Preparing for the AI era

Tellervo Kylä-Harakka-Ruonala,
Vice-President of the Employers’ Group,
European Economic and Social Committee

The rapid progress in digitalisation and AI is challenging countries and regions to ensure that they are equipped to succeed in the global race of meeting and shaping the future. Developing businesses and improving people’s skills and competencies play a key role in preparing for the AI era.

Investing in innovation, education and infrastructure lays the foundations for success in the AI era. While the public sector has a significant role to play in terms of investment, considerable private investment is needed to generate adequate progress in both the development and uptake of AI in several sectors – be it transport, health, finance or manufacturing.

As AI is primarily based on data, ensuring the quality, accessibility, interoperability and smooth flow of data is pivotal for development, together with proper data protection and cybersecurity. An efficient market for data is increasingly important, as it is closely linked to the markets in goods, capital and services.
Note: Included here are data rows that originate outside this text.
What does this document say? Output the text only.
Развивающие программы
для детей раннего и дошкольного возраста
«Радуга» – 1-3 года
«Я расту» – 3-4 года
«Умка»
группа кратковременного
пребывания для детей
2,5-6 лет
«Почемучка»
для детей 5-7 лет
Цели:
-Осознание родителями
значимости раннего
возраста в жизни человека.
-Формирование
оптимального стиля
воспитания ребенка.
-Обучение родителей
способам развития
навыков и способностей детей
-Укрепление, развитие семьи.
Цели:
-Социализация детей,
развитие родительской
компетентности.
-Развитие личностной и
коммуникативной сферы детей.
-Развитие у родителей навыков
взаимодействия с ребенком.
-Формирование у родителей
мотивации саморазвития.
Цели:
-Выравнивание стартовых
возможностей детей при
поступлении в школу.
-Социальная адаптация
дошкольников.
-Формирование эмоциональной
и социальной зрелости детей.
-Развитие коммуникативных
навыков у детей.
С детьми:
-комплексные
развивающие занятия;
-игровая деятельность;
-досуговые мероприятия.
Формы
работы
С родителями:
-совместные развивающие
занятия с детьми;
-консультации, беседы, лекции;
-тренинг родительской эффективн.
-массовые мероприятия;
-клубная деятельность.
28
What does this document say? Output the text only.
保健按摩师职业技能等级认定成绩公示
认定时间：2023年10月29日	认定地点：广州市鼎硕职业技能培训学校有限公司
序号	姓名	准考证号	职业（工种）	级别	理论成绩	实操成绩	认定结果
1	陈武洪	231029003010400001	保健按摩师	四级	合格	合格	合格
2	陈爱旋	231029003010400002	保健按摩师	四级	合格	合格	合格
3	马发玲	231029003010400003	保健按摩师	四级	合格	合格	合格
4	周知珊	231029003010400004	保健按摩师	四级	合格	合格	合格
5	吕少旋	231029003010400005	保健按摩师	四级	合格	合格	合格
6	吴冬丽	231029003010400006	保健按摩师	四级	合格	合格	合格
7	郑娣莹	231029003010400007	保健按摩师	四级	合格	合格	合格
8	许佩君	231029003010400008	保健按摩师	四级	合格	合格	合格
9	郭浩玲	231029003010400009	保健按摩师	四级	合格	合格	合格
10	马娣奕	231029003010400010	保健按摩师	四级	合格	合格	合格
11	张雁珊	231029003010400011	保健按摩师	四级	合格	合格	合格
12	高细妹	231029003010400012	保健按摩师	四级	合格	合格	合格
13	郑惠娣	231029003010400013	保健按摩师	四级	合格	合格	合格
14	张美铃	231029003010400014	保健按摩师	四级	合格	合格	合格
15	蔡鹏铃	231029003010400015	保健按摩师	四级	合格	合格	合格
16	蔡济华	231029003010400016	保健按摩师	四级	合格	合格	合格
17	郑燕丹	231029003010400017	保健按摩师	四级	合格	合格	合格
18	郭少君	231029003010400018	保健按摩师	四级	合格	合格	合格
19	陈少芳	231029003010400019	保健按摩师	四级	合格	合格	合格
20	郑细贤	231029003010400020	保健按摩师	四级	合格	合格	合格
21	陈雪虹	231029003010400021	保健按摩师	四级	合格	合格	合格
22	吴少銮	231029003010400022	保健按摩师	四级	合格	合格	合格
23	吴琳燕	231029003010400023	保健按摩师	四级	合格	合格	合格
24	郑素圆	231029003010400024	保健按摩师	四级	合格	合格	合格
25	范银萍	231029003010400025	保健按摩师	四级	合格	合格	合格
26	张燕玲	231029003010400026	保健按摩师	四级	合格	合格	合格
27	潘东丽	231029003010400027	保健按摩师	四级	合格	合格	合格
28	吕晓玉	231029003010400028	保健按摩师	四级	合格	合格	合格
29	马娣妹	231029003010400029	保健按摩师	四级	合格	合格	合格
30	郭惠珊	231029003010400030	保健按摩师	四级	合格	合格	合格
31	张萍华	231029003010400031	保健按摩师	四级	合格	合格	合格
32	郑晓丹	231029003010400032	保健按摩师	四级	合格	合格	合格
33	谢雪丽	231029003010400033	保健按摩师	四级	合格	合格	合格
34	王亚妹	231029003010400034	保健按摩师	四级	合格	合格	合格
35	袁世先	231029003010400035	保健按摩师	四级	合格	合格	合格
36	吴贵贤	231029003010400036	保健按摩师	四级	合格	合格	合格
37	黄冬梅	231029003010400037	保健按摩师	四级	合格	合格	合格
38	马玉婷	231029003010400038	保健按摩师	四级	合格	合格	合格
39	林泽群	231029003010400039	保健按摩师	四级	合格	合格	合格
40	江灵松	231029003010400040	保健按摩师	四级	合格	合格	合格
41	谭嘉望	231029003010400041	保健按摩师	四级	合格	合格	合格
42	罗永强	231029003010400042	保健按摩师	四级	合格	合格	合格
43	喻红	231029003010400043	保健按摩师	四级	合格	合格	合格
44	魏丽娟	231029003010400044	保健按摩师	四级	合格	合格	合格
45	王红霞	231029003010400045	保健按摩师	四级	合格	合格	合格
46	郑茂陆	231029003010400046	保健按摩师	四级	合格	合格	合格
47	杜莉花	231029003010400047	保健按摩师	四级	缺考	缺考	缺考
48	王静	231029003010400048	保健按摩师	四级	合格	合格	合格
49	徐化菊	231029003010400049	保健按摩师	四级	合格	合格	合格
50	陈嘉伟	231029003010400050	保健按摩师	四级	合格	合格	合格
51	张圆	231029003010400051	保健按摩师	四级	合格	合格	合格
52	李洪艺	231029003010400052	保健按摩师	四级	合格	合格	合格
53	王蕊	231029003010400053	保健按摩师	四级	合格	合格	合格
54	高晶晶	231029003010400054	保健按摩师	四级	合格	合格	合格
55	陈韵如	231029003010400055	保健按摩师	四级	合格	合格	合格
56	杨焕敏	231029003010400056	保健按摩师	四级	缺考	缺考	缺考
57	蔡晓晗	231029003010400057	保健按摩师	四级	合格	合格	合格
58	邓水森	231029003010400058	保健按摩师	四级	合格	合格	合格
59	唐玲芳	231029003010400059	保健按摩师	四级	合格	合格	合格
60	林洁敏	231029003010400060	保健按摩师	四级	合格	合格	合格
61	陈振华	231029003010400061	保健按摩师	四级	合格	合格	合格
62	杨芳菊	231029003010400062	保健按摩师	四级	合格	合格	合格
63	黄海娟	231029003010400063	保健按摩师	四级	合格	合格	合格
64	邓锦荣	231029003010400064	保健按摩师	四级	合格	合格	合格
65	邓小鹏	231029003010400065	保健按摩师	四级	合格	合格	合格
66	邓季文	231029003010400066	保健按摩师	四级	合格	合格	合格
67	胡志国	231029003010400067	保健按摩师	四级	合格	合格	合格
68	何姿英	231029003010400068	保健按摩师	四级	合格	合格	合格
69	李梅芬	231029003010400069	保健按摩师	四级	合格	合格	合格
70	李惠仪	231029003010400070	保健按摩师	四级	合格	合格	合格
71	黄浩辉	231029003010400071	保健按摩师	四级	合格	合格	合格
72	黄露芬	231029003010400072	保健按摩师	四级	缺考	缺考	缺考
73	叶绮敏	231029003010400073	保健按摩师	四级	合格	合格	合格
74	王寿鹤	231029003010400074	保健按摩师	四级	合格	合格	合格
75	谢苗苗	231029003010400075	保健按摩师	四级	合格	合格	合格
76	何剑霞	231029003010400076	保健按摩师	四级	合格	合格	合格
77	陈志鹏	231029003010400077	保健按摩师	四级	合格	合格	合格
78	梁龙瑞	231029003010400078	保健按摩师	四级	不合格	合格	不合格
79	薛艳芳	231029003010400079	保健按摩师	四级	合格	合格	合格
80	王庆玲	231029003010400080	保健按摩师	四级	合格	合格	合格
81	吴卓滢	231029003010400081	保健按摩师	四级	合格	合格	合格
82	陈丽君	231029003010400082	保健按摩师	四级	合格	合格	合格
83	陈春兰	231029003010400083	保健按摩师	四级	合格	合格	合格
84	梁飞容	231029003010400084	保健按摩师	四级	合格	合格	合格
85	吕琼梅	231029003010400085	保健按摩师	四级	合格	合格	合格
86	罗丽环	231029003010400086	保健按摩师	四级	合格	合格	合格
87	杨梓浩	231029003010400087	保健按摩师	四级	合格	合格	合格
Business ecosystems, comprised of companies of different sizes and from different sectors and different parts of value chains, are necessary for the development and uptake of AI. This also highlights the importance of cross-border partnerships and networks, as well as broad-based cooperation between businesses, the public sector and other stakeholders.

Enterprises are preparing for the AI era through innovation and business development, but they also need a favourable policy environment that helps them harness the potential of AI. It is not a matter of “picking winners” but rather identifying challenges to be tackled. The goal should be to create and maintain the right conditions – covering taxation, regulation and the allocation of public funding – to exploit the opportunities of and minimise the risks inherent in AI.

Competencies and skills play a significant role as enablers of innovation and AI-related business development. There is a demand not only for specific “AI skills” but also for the skills to apply AI in specific businesses. While mathematical, scientific and technical competencies are most important, it is also becoming increasingly necessary to be able to combine different fields of competencies.

In addition to high-level talent, the AI era calls for a broad base of educated and skilled people. We need common AI knowledge for everyone to capitalise fully on society’s overall potential and to keep everyone on board. This requires awareness, knowledge and understanding, as well as competencies and skills.

It seems that people are generally unaware of how AI can be useful, whereas there are many concerns regarding control over the machine. Awareness-raising is therefore needed about the opportunities presented by AI for society at large.

More knowledge and understanding of the nature and functioning of AI is also necessary to enhance people’s trust based on their own critical thinking. This applies to entrepreneurs, workers, consumers and policymakers. Trustworthiness and competitiveness are closely interlinked: trust can yield a competitive advantage for businesses, while only competitive businesses can provide society with trustworthy products and services.

In the short run, the development of skills is to a considerable extent driven by the skills mismatch identified in the labour market. In the long run however, it will be more and more difficult to anticipate future professions – or even every-day life – with any accuracy.

It is therefore important to invest in the competencies and skills that will always be useful: skills that provide added value over machines or skills that we need to retain. These include such basic skills as logical reasoning, critical thinking, creativity and interaction skills and, most importantly, the ability to learn.

The needs of the AI era must be considered in the formal education system at all levels, from primary schools to universities. However, it might be even more crucial to adjust the overall approach to learning and teaching. Upskilling, reskilling and life-long learning have been on the agenda for a long time but the AI era makes them even more important.

Besides being continuous, learning for the future must be seen to be centred on learners. This calls for “learning design” based on the needs of individuals. At the same time, supply and opportunities for learning must be developed accordingly. An essential part of this development is the fact that learning takes place more and more outside the formal education system – and not least in the context of work.

Fortunately, AI itself can be used in teaching and learning. It can assist in anticipating changes in education and training needs, as well as provide content and tools for learning. While creating new requirements, AI also assists us in preparing for the future.